I had my shit together today. After I picked up M from school, I cleaned out her room and reorganized the toys, rotating them out. After doing that she played for like three hours, as opposed to the zero hours she normally plays with her toys. We even played together and I really enjoyed it… We built a marble run and Legos, explored the world map together, and had some good tickle fights. It pains me to say that it has taken all this time to feel connected to my daughter again. I guess it’s like any relationship, with ups and downs, except there’s no option to call it quits (nor do I want there to be). I don’t know what the magic formula is, except maybe just time and self-care.
I also have procured housing and am exploring preschool/activity classes in SF as well as insurance options. I have my budget firmly mapped out, including expensive insurance and weekly activities, with enough over expenses to pay off my car, work on my nest egg, and get us through a month in Nepal. I was approved for a chase sapphire reserve which, if you haven’t heard, is the gold mine of credit cards for traveling. It comes with 100,000 sign on points which is worth $1500 in airline tickets. Next trip to Nepal = paid for. I just put my monthly expenses on it to get to the $4000 goal that is a prerequisite to the points.
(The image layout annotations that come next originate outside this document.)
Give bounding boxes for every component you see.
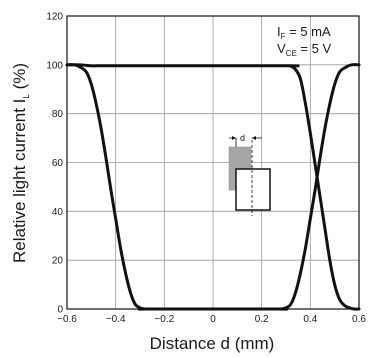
x-tick-label: −0.2	[154, 314, 174, 325]
y-tick-labels: 0 20 40 60 80 100 120	[46, 12, 63, 316]
x-tick-label: 0.2	[255, 314, 269, 325]
inset-d-label: d	[240, 133, 245, 143]
condition-if-main: I	[277, 24, 281, 39]
condition-if: IF = 5 mA	[277, 24, 331, 41]
y-tick-label: 60	[52, 158, 64, 169]
x-tick-label: 0.6	[352, 314, 366, 325]
x-tick-label: −0.4	[106, 314, 126, 325]
y-tick-label: 100	[46, 60, 63, 71]
plot-frame	[66, 15, 360, 310]
condition-vce-main: V	[277, 41, 286, 56]
y-axis-label-unit: (%)	[10, 63, 29, 94]
y-tick-label: 0	[57, 305, 63, 316]
y-axis-label-text: Relative light current I	[10, 99, 29, 263]
inset-arrowhead-left	[232, 136, 236, 140]
condition-vce-sub: CE	[286, 49, 297, 58]
y-tick-label: 80	[52, 109, 64, 120]
condition-if-rest: = 5 mA	[286, 24, 331, 39]
inset-detector-block	[235, 168, 271, 211]
inset-arrowhead-right	[252, 136, 256, 140]
condition-if-sub: F	[281, 32, 286, 41]
x-axis-label: Distance d (mm)	[150, 334, 275, 353]
x-tick-label: 0.4	[303, 314, 317, 325]
x-tick-label: −0.6	[57, 314, 77, 325]
x-tick-labels: −0.6 −0.4 −0.2 0 0.2 0.4 0.6	[57, 314, 366, 325]
curve-2	[65, 63, 361, 311]
y-tick-label: 120	[46, 12, 63, 23]
y-axis-label-sub: L	[22, 94, 31, 99]
offset-diagram: d	[228, 133, 271, 216]
condition-vce-rest: = 5 V	[297, 41, 332, 56]
condition-vce: VCE = 5 V	[277, 41, 331, 58]
x-tick-label: 0	[210, 314, 216, 325]
y-axis-label: Relative light current IL (%)	[10, 63, 31, 263]
y-tick-label: 20	[52, 256, 64, 267]
y-tick-label: 40	[52, 207, 64, 218]
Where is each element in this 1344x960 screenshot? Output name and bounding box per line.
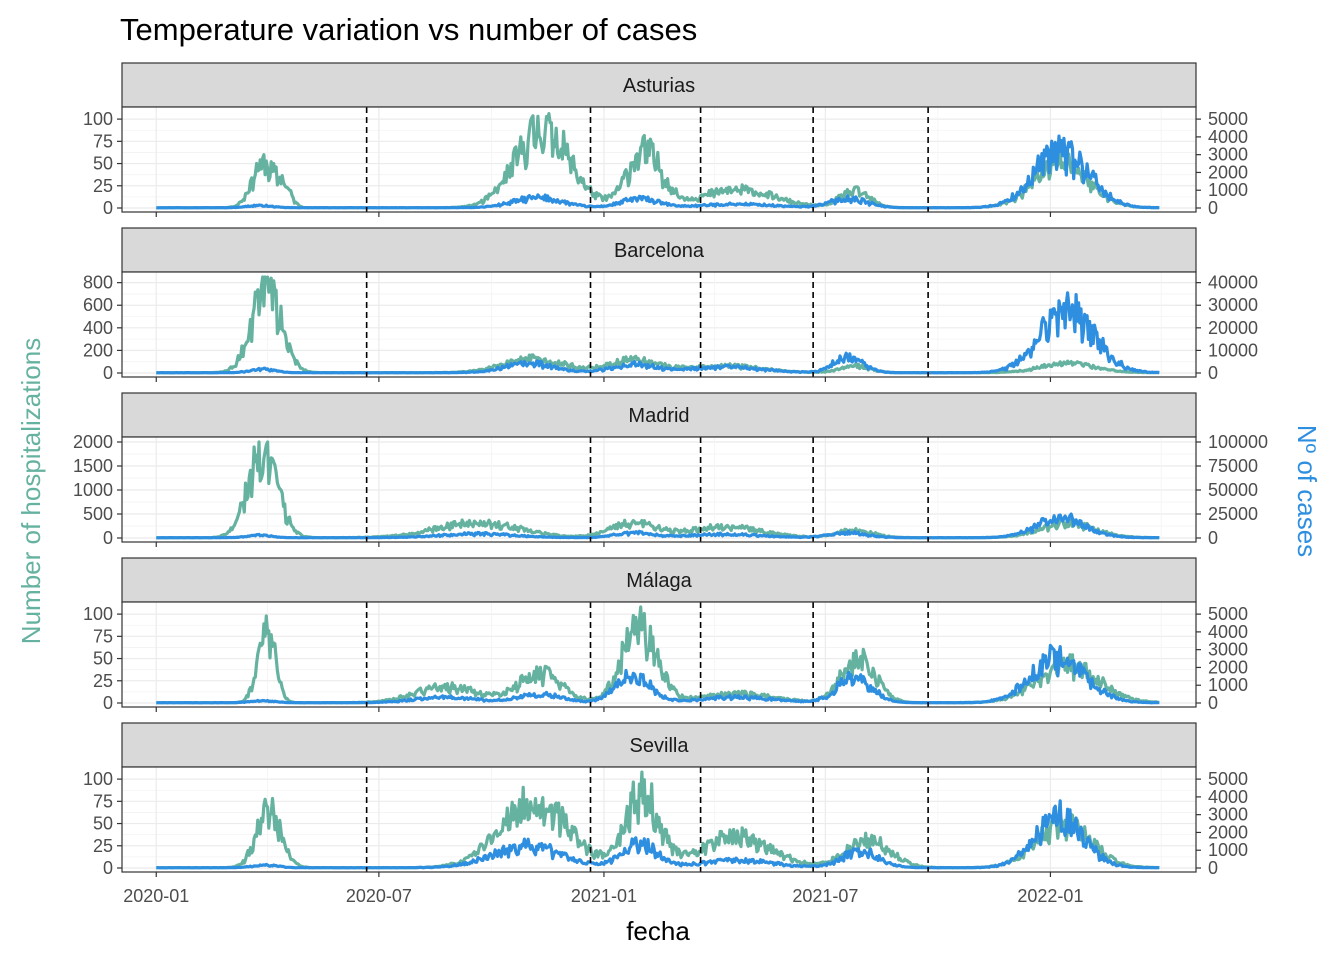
- left-tick-label: 100: [83, 604, 113, 624]
- x-tick-label: 2021-07: [792, 886, 858, 906]
- x-tick-label: 2020-07: [346, 886, 412, 906]
- right-tick-label: 1000: [1208, 180, 1248, 200]
- left-tick-label: 100: [83, 109, 113, 129]
- panel-border: [121, 601, 1197, 708]
- panel-strip: [121, 227, 1197, 273]
- left-tick-label: 1000: [73, 480, 113, 500]
- right-tick-label: 20000: [1208, 318, 1258, 338]
- left-tick-label: 25: [93, 671, 113, 691]
- right-tick-label: 3000: [1208, 805, 1248, 825]
- right-tick-label: 5000: [1208, 109, 1248, 129]
- x-tick-label: 2021-01: [571, 886, 637, 906]
- left-tick-label: 200: [83, 340, 113, 360]
- panel-strip: [121, 62, 1197, 108]
- right-tick-label: 30000: [1208, 295, 1258, 315]
- left-tick-label: 600: [83, 295, 113, 315]
- series-cases: [155, 512, 1160, 540]
- left-tick-label: 75: [93, 791, 113, 811]
- panel-strip: [121, 392, 1197, 438]
- left-tick-label: 0: [103, 858, 113, 878]
- right-tick-label: 4000: [1208, 622, 1248, 642]
- right-tick-label: 0: [1208, 198, 1218, 218]
- chart-title: Temperature variation vs number of cases: [120, 12, 697, 47]
- left-tick-label: 500: [83, 504, 113, 524]
- right-tick-label: 40000: [1208, 273, 1258, 293]
- panel-border: [121, 106, 1197, 213]
- right-tick-label: 4000: [1208, 127, 1248, 147]
- panel-strip-label: Asturias: [623, 75, 695, 97]
- left-tick-label: 0: [103, 198, 113, 218]
- x-axis-title: fecha: [626, 916, 690, 946]
- panel-strip: [121, 557, 1197, 603]
- left-tick-label: 0: [103, 363, 113, 383]
- left-tick-label: 50: [93, 154, 113, 174]
- right-tick-label: 0: [1208, 363, 1218, 383]
- left-tick-label: 2000: [73, 432, 113, 452]
- right-tick-label: 0: [1208, 858, 1218, 878]
- left-tick-label: 25: [93, 176, 113, 196]
- right-tick-label: 2000: [1208, 162, 1248, 182]
- right-tick-label: 0: [1208, 528, 1218, 548]
- x-tick-label: 2022-01: [1017, 886, 1083, 906]
- right-axis-title: Nº of cases: [1292, 425, 1322, 557]
- right-tick-label: 4000: [1208, 787, 1248, 807]
- right-tick-label: 2000: [1208, 822, 1248, 842]
- series-cases: [155, 291, 1160, 375]
- panel-strip: [121, 722, 1197, 768]
- panel-sevilla: Sevilla025507510001000200030004000500020…: [83, 722, 1248, 906]
- x-tick-label: 2020-01: [123, 886, 189, 906]
- right-tick-label: 1000: [1208, 675, 1248, 695]
- left-tick-label: 50: [93, 814, 113, 834]
- series-cases: [155, 643, 1160, 705]
- right-tick-label: 3000: [1208, 145, 1248, 165]
- left-tick-label: 100: [83, 769, 113, 789]
- right-tick-label: 75000: [1208, 456, 1258, 476]
- right-tick-label: 5000: [1208, 604, 1248, 624]
- left-tick-label: 400: [83, 318, 113, 338]
- panel-strip-label: Málaga: [626, 570, 692, 592]
- left-tick-label: 75: [93, 626, 113, 646]
- left-tick-label: 1500: [73, 456, 113, 476]
- right-tick-label: 10000: [1208, 340, 1258, 360]
- panel-strip-label: Madrid: [628, 405, 689, 427]
- right-tick-label: 5000: [1208, 769, 1248, 789]
- left-axis-title: Number of hospitalizations: [16, 338, 46, 644]
- panel-border: [121, 271, 1197, 378]
- right-tick-label: 25000: [1208, 504, 1258, 524]
- left-tick-label: 0: [103, 693, 113, 713]
- left-tick-label: 75: [93, 131, 113, 151]
- left-tick-label: 0: [103, 528, 113, 548]
- left-tick-label: 800: [83, 273, 113, 293]
- right-tick-label: 0: [1208, 693, 1218, 713]
- panel-madrid: Madrid 0 500 1000 1500 2000 0 25000 50000 75000 10…: [73, 392, 1268, 548]
- series-cases: [155, 134, 1160, 210]
- left-tick-label: 50: [93, 649, 113, 669]
- panel-strip-label: Sevilla: [630, 735, 690, 757]
- right-tick-label: 50000: [1208, 480, 1258, 500]
- panel-border: [121, 766, 1197, 873]
- right-tick-label: 3000: [1208, 640, 1248, 660]
- series-cases: [155, 799, 1160, 870]
- left-tick-label: 25: [93, 836, 113, 856]
- right-tick-label: 2000: [1208, 657, 1248, 677]
- right-tick-label: 100000: [1208, 432, 1268, 452]
- right-tick-label: 1000: [1208, 840, 1248, 860]
- panel-strip-label: Barcelona: [614, 240, 705, 262]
Can I just say, though, that if you make more than $42,000 per year and therefore do not qualify for Obamacare assistance, the monthly premiums are insane. More than my mortgage insane. This country is so fucked up when you’re playing more than a mortgage to have health care for your family! I’m desperately jealous of countries with socialized healthcare.
Back to my good day. I scored a bicycle from a friend for $15. Got a bike lock and child tandem extension, too, so now all I need is my own helmet! Take that gas bill! I have someone to take care of my cat and my boss guaranteeing me a position when I’m back in Michigan at the end of May.
I cooked up dinner (including brussel sprouts from our own garden) and packed food for me at work tomorrow and my mom and M for home. Then M and I had a bath, read three books, and she was sawing logs five minutes after the light was out. Major score.
I’m feeling optimistic about our future being not just ok, but truly amazing. I’m also feeling grateful for all that is home, since we won’t be here all the time. It’s the best of both worlds.